Un Pueblo Fantasma

Como joven, las aventuras siempre han sido un imán para mí, así fue como una tarde fui a ellas arrastrando a mi padre conmigo. Brincando y sonriendo caminé por la carretera, pero la sonrisa se me borró al sentir ese mismo viento rozar mi piel.

Así fue como empecé otro viaje más, esta vez a Panamá. Un país bastante pequeño, lleno de vegetación y muchos lugares turísticos. Justo era de noche, entré a una zona algo distante de la ciudad, con un letrero que decía “Panamá Pacifico” en azul. Luego de un trayecto de quizás 10 minutos llegue a una zona urbana, repleta de gente, edificios y casas, hasta un parque. Bajé del carro algo dormida y el frío viento de la noche me despabiló. Cerré los ojos por un momento abrazándome a mí misma. Al escuchar la voz de mi madre me apresuré a dar la vuelta al carro cuando las vi, eran blancas, de dos pisos y agrietadas.

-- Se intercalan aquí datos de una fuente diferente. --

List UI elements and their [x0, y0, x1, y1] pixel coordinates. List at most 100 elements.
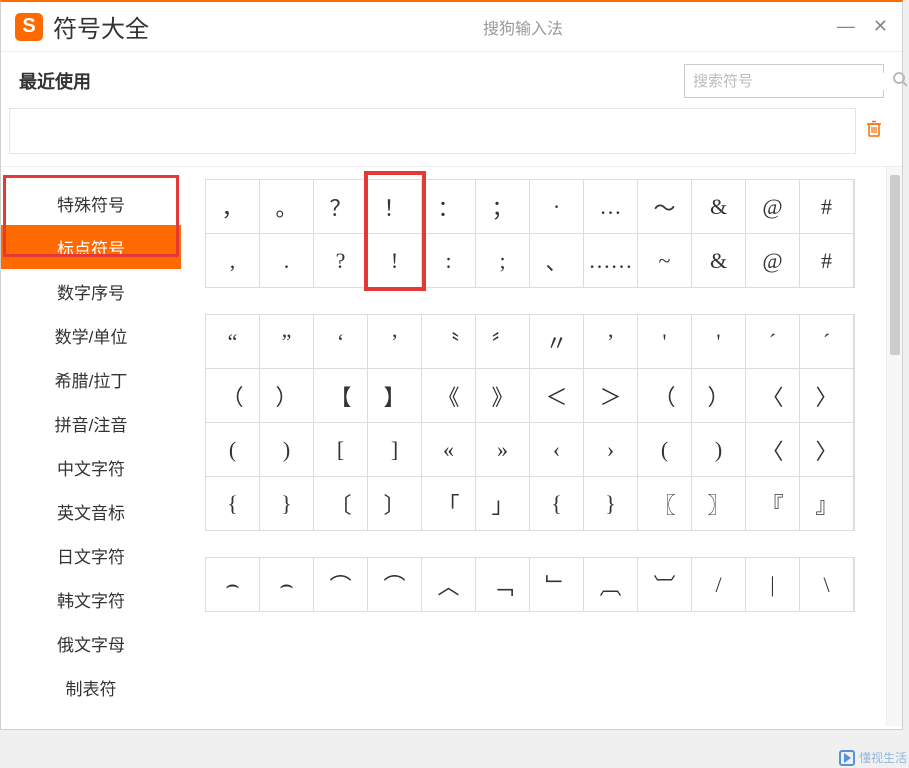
- symbol-cell[interactable]: @: [746, 234, 800, 288]
- symbol-cell[interactable]: ︿: [422, 558, 476, 612]
- symbol-cell[interactable]: 、: [530, 234, 584, 288]
- symbol-cell[interactable]: !: [368, 234, 422, 288]
- symbol-cell[interactable]: ”: [260, 315, 314, 369]
- symbol-cell[interactable]: ’: [584, 315, 638, 369]
- search-icon[interactable]: [892, 71, 908, 92]
- symbol-cell[interactable]: 〉: [800, 423, 854, 477]
- symbol-cell[interactable]: ⌢: [206, 558, 260, 612]
- symbol-cell[interactable]: 〈: [746, 423, 800, 477]
- symbol-cell[interactable]: （: [638, 369, 692, 423]
- symbol-cell[interactable]: 「: [422, 477, 476, 531]
- trash-icon[interactable]: [866, 120, 882, 143]
- symbol-cell[interactable]: /: [692, 558, 746, 612]
- symbol-cell[interactable]: ): [692, 423, 746, 477]
- symbol-cell[interactable]: ›: [584, 423, 638, 477]
- symbol-cell[interactable]: ;: [476, 234, 530, 288]
- symbol-cell[interactable]: ：: [422, 180, 476, 234]
- symbol-cell[interactable]: 〞: [476, 315, 530, 369]
- symbol-cell[interactable]: ﹁: [476, 558, 530, 612]
- symbol-cell[interactable]: &: [692, 234, 746, 288]
- symbol-cell[interactable]: {: [206, 477, 260, 531]
- symbol-cell[interactable]: 〖: [638, 477, 692, 531]
- symbol-cell[interactable]: }: [260, 477, 314, 531]
- scrollbar[interactable]: [886, 167, 902, 726]
- symbol-cell[interactable]: （: [206, 369, 260, 423]
- symbol-cell[interactable]: 》: [476, 369, 530, 423]
- sidebar-item-9[interactable]: 韩文字符: [1, 577, 181, 621]
- sidebar-item-11[interactable]: 制表符: [1, 665, 181, 709]
- symbol-cell[interactable]: \: [800, 558, 854, 612]
- symbol-cell[interactable]: 。: [260, 180, 314, 234]
- symbol-cell[interactable]: ): [260, 423, 314, 477]
- sidebar-item-7[interactable]: 英文音标: [1, 489, 181, 533]
- symbol-cell[interactable]: ，: [206, 180, 260, 234]
- sidebar-item-3[interactable]: 数学/单位: [1, 313, 181, 357]
- symbol-cell[interactable]: ': [638, 315, 692, 369]
- symbol-cell[interactable]: }: [584, 477, 638, 531]
- search-input[interactable]: [693, 73, 892, 90]
- close-button[interactable]: ✕: [873, 16, 888, 37]
- symbol-cell[interactable]: 〃: [530, 315, 584, 369]
- symbol-cell[interactable]: 〉: [800, 369, 854, 423]
- symbol-cell[interactable]: ´: [746, 315, 800, 369]
- symbol-cell[interactable]: &: [692, 180, 746, 234]
- symbol-cell[interactable]: #: [800, 234, 854, 288]
- symbol-cell[interactable]: ？: [314, 180, 368, 234]
- search-box[interactable]: [684, 64, 884, 98]
- sidebar-item-1[interactable]: 标点符号: [1, 225, 181, 269]
- scrollbar-thumb[interactable]: [890, 175, 900, 355]
- symbol-cell[interactable]: ⌒: [314, 558, 368, 612]
- symbol-cell[interactable]: ]: [368, 423, 422, 477]
- sidebar-item-0[interactable]: 特殊符号: [1, 181, 181, 225]
- symbol-cell[interactable]: “: [206, 315, 260, 369]
- symbol-cell[interactable]: :: [422, 234, 476, 288]
- symbol-cell[interactable]: 『: [746, 477, 800, 531]
- symbol-cell[interactable]: [: [314, 423, 368, 477]
- symbol-cell[interactable]: ……: [584, 234, 638, 288]
- symbol-cell[interactable]: ‘: [314, 315, 368, 369]
- symbol-cell[interactable]: ’: [368, 315, 422, 369]
- symbol-cell[interactable]: ~: [638, 234, 692, 288]
- symbol-cell[interactable]: ︹: [584, 558, 638, 612]
- symbol-cell[interactable]: 【: [314, 369, 368, 423]
- symbol-cell[interactable]: ；: [476, 180, 530, 234]
- symbol-cell[interactable]: ！: [368, 180, 422, 234]
- sidebar-item-6[interactable]: 中文字符: [1, 445, 181, 489]
- symbol-cell[interactable]: ﹂: [530, 558, 584, 612]
- symbol-cell[interactable]: …: [584, 180, 638, 234]
- sidebar-item-2[interactable]: 数字序号: [1, 269, 181, 313]
- symbol-cell[interactable]: |: [746, 558, 800, 612]
- symbol-cell[interactable]: (: [206, 423, 260, 477]
- symbol-cell[interactable]: ＞: [584, 369, 638, 423]
- symbol-cell[interactable]: ‹: [530, 423, 584, 477]
- symbol-cell[interactable]: ': [692, 315, 746, 369]
- symbol-cell[interactable]: ·: [530, 180, 584, 234]
- symbol-cell[interactable]: 〔: [314, 477, 368, 531]
- symbol-cell[interactable]: 《: [422, 369, 476, 423]
- symbol-cell[interactable]: ⌒: [368, 558, 422, 612]
- symbol-cell[interactable]: 〝: [422, 315, 476, 369]
- symbol-cell[interactable]: «: [422, 423, 476, 477]
- symbol-cell[interactable]: ＜: [530, 369, 584, 423]
- symbol-cell[interactable]: ,: [206, 234, 260, 288]
- symbol-cell[interactable]: (: [638, 423, 692, 477]
- symbol-cell[interactable]: @: [746, 180, 800, 234]
- symbol-cell[interactable]: ）: [692, 369, 746, 423]
- symbol-cell[interactable]: ～: [638, 180, 692, 234]
- symbol-cell[interactable]: 〗: [692, 477, 746, 531]
- sidebar-item-4[interactable]: 希腊/拉丁: [1, 357, 181, 401]
- sidebar-item-10[interactable]: 俄文字母: [1, 621, 181, 665]
- recent-symbols-strip[interactable]: [9, 108, 856, 154]
- symbol-cell[interactable]: #: [800, 180, 854, 234]
- symbol-cell[interactable]: 】: [368, 369, 422, 423]
- minimize-button[interactable]: —: [837, 16, 855, 37]
- symbol-cell[interactable]: ?: [314, 234, 368, 288]
- symbol-cell[interactable]: ︺: [638, 558, 692, 612]
- sidebar-item-5[interactable]: 拼音/注音: [1, 401, 181, 445]
- symbol-cell[interactable]: »: [476, 423, 530, 477]
- symbol-cell[interactable]: ˊ: [800, 315, 854, 369]
- symbol-cell[interactable]: .: [260, 234, 314, 288]
- symbol-cell[interactable]: ）: [260, 369, 314, 423]
- symbol-cell[interactable]: 〈: [746, 369, 800, 423]
- symbol-cell[interactable]: ⌢: [260, 558, 314, 612]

Al escuchar que me llamaba nuevamente no tarde en seguirla hasta la entrada. Me alojé en un edificio de tres pisos, color crema, llamado Ph Soleo. Así como en la ciudad se encuentran distintos lugares históricos como el Cerro Ancón, el Casco viejo, hasta volcanes, en este lugar hay historia. Poco después de llegar me enteré que este lugar era una antigua base militar de la fuerza aérea estadounidense, construida en 1942 para facilitar defensas en las costas, que posteriormente fue abandonada.

Mi papá siguió caminando y no tarde en seguirlo. Nos adentramos a estas casas sin mucho rodeo mientras lo escuchaba hablar de una de sus historias paranormales en donde un gato negro se convirtió en una persona. Durante nuestra caminata vimos a personas paseando, pero en este punto no había nadie. Es como si hubieran borrado mi memoria porque no recuerdo cómo llegué allí. De un momento a otro nos encontramos en una colina empinada que a duras penas subimos.

Un edificio blanco y viejo se encontraba en la cima. El mismo escalofrío que sentí al inicio recorrió mi piel, pero más fuerte, tuve el raro sentimiento de que algo pasaría. Como si algo nos atrajera, entramos. Ya tenía el corazón en el puño, a medida que entrábamos veía vidrios rotos, las paredes desgarradas, mientras más adentro íbamos menos luz había. Al subir a el segundo piso me dio una leve sensación de que algo nos seguía. Como si me liberara de lo que me atraía a este lugar, mi papá y yo decidimos salir.

Volví a casa distraída en mis pensamientos y no fue hasta 4 años después cuando volví. Al dar el paso decisivo a esa misma calle no sentí nada, todo estaba diferente, había mucha gente ejercitándose, paseando perros, las casas pintadas con aerosol, un lugar donde antes existía temor se convirtió en una zona turística. Es en este lugar, el hospital en concreto, donde siento esa vibra lúgubre, sigue siendo la misma zona enigmática hecha pedazos, un pequeño pueblo fantasma donde aún sé que me persiguen.